Today, as the governor marks his first year in office, Yobe can take enormous pride in what he has accomplished so far: A re-tooled, retrofitted and expanded primary and secondary education sector with six new mega-primary schools across the state, a primary healthcare sector that is undergoing massive restructuring with over N7 billion in new investments, the construction of township roads in Buni-Yadi, Babbangida, Damagum and Jajimaji towns, the provision of support to farmers, including the procurement of tractors, implements and fertilizers and providing those to farmers at affordable prices, and helping youth across the state stand on their feet with skills and empowerment trainings.

The governor is also currently building Damaturu’s first modern market and is working to bring the vibrant trucking business in metropolitan Potiskum under one roof with the construction of a modern trailer transit park.

It is noteworthy, however, that Governor Buni accomplished these and many other feats against the backdrop of a raging and ravaging insurgency, an unrelenting fiscal crisis that continues to shake and stress the bottom-line, and now an incredibly challenging coronavirus pandemic. These are challenges that could sap the energy and task the perspicacity of any leader anywhere anytime.

But Governor Buni has faced these challenges with a calmness of spirit, a determination, and a sense of hope and possibility that continue to astound and impress friend and foe alike. I believe it is a testament to true, purposeful leadership that although this is his very first year in office, Governor Buni has impressed the people of the state with his style, his nuance and his skilful take on governance.

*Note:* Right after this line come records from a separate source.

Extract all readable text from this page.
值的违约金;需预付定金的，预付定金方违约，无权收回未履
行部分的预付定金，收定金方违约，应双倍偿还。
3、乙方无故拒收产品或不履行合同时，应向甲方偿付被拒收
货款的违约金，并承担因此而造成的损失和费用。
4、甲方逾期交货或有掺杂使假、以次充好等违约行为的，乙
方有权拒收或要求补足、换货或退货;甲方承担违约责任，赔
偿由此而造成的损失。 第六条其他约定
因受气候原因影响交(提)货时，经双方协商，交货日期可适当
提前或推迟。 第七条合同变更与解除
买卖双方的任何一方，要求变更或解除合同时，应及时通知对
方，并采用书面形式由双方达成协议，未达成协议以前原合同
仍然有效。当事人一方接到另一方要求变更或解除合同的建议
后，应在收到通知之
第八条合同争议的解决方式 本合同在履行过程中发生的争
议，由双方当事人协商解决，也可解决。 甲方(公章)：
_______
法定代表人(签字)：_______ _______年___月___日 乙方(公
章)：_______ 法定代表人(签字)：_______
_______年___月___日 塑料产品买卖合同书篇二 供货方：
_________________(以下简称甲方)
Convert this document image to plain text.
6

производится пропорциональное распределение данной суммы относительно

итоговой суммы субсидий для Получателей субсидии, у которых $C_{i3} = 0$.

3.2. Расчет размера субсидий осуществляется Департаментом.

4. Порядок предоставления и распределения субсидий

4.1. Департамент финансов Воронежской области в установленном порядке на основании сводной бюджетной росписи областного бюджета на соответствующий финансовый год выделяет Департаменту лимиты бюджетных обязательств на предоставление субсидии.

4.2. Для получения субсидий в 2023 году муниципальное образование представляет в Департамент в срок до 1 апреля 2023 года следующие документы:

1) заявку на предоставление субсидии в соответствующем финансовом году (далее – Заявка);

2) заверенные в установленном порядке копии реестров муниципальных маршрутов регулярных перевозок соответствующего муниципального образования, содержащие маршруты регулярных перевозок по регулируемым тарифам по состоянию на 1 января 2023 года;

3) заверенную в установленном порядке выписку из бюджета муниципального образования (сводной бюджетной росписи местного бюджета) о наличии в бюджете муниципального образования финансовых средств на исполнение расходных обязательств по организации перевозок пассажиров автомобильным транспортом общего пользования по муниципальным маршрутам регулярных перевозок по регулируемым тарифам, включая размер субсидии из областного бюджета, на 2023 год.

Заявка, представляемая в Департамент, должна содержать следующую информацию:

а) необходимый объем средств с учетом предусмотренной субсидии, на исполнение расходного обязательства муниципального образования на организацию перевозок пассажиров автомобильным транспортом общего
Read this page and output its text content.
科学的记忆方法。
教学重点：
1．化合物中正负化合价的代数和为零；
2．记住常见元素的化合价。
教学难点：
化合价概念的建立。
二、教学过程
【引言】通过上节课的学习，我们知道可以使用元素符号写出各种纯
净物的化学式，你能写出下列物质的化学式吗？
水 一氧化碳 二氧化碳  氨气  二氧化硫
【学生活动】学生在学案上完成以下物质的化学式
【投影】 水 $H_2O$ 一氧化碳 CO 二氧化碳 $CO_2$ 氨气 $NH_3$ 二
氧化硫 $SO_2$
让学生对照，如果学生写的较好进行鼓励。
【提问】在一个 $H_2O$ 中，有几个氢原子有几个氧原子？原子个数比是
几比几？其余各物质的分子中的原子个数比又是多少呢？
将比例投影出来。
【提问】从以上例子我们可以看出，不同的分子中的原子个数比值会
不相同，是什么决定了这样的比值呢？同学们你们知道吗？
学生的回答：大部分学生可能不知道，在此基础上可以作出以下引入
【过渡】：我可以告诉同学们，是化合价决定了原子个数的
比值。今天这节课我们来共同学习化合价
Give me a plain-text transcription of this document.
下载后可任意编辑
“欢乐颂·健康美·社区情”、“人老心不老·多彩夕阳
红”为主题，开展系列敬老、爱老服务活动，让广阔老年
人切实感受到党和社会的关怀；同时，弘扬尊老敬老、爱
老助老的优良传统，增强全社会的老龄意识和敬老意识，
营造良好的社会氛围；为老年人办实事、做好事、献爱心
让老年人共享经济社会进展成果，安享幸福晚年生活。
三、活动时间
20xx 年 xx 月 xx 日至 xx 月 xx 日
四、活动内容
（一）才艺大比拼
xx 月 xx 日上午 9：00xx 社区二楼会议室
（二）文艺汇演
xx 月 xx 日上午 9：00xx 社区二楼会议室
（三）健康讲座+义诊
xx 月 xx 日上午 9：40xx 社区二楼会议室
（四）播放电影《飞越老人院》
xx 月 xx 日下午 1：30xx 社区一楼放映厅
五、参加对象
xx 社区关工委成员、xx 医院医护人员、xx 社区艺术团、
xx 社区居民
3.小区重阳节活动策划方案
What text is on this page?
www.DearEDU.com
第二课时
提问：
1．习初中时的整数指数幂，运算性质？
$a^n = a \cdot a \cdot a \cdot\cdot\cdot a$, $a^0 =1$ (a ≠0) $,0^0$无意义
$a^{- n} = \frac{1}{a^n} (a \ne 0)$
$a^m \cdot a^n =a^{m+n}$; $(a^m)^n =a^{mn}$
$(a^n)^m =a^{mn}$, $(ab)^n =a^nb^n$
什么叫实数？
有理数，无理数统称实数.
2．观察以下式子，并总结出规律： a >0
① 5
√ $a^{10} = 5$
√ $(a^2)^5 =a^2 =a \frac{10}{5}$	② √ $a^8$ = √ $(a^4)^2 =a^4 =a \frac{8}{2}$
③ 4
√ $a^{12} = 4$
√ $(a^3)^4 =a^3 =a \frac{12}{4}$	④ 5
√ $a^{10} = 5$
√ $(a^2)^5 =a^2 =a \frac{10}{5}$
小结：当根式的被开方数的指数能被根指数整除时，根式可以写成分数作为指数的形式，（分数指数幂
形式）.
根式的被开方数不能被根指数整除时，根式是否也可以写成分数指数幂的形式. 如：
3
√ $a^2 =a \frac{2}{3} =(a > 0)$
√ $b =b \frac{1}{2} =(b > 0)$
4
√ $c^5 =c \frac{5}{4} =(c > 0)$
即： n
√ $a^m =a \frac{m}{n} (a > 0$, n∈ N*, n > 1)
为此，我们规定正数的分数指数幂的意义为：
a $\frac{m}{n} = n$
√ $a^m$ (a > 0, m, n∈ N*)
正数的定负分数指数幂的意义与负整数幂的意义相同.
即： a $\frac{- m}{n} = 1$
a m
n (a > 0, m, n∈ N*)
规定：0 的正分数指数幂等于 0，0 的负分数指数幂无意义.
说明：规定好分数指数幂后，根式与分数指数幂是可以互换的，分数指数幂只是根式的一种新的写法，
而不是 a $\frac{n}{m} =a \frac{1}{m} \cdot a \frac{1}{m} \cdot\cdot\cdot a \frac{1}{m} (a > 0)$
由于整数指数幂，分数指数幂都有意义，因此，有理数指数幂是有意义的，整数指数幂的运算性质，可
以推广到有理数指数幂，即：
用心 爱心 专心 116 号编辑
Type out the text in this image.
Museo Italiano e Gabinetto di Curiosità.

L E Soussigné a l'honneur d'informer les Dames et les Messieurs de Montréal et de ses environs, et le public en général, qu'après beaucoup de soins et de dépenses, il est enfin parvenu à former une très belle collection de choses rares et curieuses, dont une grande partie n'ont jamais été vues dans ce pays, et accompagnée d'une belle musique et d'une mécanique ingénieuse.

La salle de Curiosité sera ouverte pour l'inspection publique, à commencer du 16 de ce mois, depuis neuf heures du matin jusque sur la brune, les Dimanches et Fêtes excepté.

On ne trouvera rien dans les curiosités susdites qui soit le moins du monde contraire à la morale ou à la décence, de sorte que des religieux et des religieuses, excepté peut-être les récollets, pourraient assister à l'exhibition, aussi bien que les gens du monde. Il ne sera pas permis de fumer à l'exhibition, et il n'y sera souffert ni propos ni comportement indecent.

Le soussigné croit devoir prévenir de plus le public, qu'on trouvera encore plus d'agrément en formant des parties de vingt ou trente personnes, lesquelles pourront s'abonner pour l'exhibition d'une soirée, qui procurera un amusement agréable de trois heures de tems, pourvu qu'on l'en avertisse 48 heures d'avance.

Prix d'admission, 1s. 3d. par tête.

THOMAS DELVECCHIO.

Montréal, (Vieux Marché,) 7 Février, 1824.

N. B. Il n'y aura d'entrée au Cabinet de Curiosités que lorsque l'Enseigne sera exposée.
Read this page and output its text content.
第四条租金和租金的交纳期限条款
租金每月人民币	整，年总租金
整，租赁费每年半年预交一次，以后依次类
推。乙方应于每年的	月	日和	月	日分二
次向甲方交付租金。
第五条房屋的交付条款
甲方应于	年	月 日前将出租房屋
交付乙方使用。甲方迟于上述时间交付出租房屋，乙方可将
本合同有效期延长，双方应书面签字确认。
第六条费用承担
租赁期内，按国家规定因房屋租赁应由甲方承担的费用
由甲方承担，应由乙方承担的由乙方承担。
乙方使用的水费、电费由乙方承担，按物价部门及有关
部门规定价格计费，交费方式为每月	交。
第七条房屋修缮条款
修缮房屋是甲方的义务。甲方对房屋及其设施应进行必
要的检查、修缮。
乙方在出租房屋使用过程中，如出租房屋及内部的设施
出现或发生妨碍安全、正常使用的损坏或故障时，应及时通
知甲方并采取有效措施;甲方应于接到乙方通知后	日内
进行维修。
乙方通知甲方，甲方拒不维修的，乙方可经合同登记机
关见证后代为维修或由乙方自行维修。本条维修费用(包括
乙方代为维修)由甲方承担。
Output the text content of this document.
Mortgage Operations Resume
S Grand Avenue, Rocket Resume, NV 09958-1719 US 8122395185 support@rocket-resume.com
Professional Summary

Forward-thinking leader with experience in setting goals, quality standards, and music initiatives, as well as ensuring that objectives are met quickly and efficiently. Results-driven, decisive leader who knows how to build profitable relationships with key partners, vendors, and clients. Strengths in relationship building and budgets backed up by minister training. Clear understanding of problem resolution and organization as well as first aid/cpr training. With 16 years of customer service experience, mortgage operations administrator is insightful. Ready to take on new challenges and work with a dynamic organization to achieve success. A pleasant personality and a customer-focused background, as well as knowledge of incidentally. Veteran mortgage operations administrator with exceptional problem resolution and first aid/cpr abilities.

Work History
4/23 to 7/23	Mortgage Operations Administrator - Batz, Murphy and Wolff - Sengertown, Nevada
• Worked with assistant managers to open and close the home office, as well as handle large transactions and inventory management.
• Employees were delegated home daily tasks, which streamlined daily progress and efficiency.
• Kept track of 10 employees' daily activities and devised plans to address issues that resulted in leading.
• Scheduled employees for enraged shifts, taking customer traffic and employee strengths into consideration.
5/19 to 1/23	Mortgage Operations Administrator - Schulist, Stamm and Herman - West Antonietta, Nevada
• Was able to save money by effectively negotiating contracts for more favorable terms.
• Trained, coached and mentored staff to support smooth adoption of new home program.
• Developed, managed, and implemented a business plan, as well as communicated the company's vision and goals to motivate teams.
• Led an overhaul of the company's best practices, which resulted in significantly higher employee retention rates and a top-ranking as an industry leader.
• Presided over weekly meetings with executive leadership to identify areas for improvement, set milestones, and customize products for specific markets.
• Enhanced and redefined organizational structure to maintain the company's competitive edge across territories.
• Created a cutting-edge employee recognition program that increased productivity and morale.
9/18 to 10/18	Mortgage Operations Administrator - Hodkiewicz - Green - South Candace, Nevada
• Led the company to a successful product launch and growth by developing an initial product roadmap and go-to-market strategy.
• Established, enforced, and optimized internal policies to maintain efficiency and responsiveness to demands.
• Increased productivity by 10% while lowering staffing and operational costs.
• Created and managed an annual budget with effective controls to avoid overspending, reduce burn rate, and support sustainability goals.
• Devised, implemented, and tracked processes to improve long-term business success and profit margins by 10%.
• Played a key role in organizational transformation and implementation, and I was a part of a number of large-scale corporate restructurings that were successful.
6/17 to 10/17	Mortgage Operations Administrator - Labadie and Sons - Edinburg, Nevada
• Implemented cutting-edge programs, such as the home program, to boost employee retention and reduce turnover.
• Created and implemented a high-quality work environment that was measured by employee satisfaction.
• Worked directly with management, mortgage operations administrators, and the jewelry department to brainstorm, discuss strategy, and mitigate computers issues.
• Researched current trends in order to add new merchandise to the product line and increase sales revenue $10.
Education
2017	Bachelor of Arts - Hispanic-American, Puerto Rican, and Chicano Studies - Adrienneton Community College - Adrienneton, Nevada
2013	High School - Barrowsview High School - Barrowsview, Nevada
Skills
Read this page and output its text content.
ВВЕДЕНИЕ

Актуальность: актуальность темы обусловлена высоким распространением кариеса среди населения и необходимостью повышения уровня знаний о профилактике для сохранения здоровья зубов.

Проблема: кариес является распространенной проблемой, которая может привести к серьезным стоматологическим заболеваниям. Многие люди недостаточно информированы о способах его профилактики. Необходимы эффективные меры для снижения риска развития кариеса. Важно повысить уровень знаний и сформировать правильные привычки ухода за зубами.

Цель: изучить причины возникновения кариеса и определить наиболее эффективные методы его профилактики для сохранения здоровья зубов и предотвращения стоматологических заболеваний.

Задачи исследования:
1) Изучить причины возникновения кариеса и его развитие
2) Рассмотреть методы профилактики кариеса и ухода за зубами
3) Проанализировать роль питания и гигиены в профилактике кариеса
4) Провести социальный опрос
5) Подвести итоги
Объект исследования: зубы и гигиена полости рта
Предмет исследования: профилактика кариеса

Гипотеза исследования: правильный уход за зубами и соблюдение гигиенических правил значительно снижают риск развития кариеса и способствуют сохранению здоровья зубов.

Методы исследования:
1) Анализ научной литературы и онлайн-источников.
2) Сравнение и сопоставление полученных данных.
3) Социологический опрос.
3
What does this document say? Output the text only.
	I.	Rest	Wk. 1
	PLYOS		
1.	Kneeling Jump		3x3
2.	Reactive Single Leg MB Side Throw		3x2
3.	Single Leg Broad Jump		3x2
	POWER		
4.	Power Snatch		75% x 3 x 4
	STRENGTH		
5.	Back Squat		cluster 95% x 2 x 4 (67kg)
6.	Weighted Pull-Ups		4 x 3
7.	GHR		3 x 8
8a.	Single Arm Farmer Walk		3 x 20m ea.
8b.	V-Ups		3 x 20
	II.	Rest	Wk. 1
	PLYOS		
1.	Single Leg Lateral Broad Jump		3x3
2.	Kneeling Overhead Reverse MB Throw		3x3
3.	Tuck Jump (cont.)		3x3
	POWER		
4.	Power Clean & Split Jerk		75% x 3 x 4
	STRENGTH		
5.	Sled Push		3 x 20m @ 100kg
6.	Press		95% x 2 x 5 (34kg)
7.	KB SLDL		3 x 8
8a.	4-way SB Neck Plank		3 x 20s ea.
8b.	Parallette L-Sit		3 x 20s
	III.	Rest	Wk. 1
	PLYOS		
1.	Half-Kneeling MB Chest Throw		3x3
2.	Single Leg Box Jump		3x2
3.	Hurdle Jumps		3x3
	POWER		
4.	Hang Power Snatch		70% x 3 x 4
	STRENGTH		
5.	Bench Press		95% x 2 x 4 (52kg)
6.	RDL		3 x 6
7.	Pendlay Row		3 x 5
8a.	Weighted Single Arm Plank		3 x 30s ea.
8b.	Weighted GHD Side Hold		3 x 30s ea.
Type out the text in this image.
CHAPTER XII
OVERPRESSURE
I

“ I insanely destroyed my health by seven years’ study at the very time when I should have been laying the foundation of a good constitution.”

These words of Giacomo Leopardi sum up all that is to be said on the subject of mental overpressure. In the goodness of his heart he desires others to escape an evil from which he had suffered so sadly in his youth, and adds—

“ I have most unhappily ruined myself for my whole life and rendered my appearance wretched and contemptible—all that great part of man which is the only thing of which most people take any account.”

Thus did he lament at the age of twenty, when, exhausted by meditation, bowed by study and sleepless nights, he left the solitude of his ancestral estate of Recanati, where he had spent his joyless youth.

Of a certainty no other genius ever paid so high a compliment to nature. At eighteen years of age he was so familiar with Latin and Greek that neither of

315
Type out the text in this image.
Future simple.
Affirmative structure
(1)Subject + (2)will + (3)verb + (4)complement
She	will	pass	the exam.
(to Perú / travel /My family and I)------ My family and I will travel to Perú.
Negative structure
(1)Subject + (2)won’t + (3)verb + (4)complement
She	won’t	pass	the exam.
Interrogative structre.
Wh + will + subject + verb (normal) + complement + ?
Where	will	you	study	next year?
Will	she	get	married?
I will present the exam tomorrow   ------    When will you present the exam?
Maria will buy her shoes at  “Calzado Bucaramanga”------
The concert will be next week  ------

Take the COVID-19 challenge, for instance. Across the country, there was understandable hysteria about the coronavirus. Without much science and evidence at the ready, many entities began to adopt varying and, sometimes, conflicting measures to deal with the pandemic.

In Yobe State, like in other states across the nation, a COVID-19 committee went into action, working across sectors and agencies to ensure that people are properly enlightened about the disease and what they need to do to protect themselves and others going forward.

However, the success of the Yobe COVID-19 committee was entirely thanks to Governor Buni. It was his foresight, his leadership, and his wise counsel that ensured that only measures that are appropriate and that take cognizance of Yobe’s unique situation as a state ravaged by the Boko Haram insurgency were adopted and implemented in tackling the COVID-19 crisis. As a result of the governor’s leadership, Yobe remains one of the few states in the country where government was able to do what was necessary to protect people against COVID-19 without subjecting them to a hardship that could be avoided.

In his second year in office, and for the remainder of his first term as governor, the people of Yobe State can expect from Mai Mala Buni a ratcheting of the stakes and an effort to turbo-charge Yobe’s socioeconomic development.

Governor Buni may be a calm and collected leader. But his obsession with Yobe’s development is always at full throttle.

Bego is Governor Buni’s Commissioner for Home Affairs, Information and Culture and wrote in from Damaturu, Yobe State.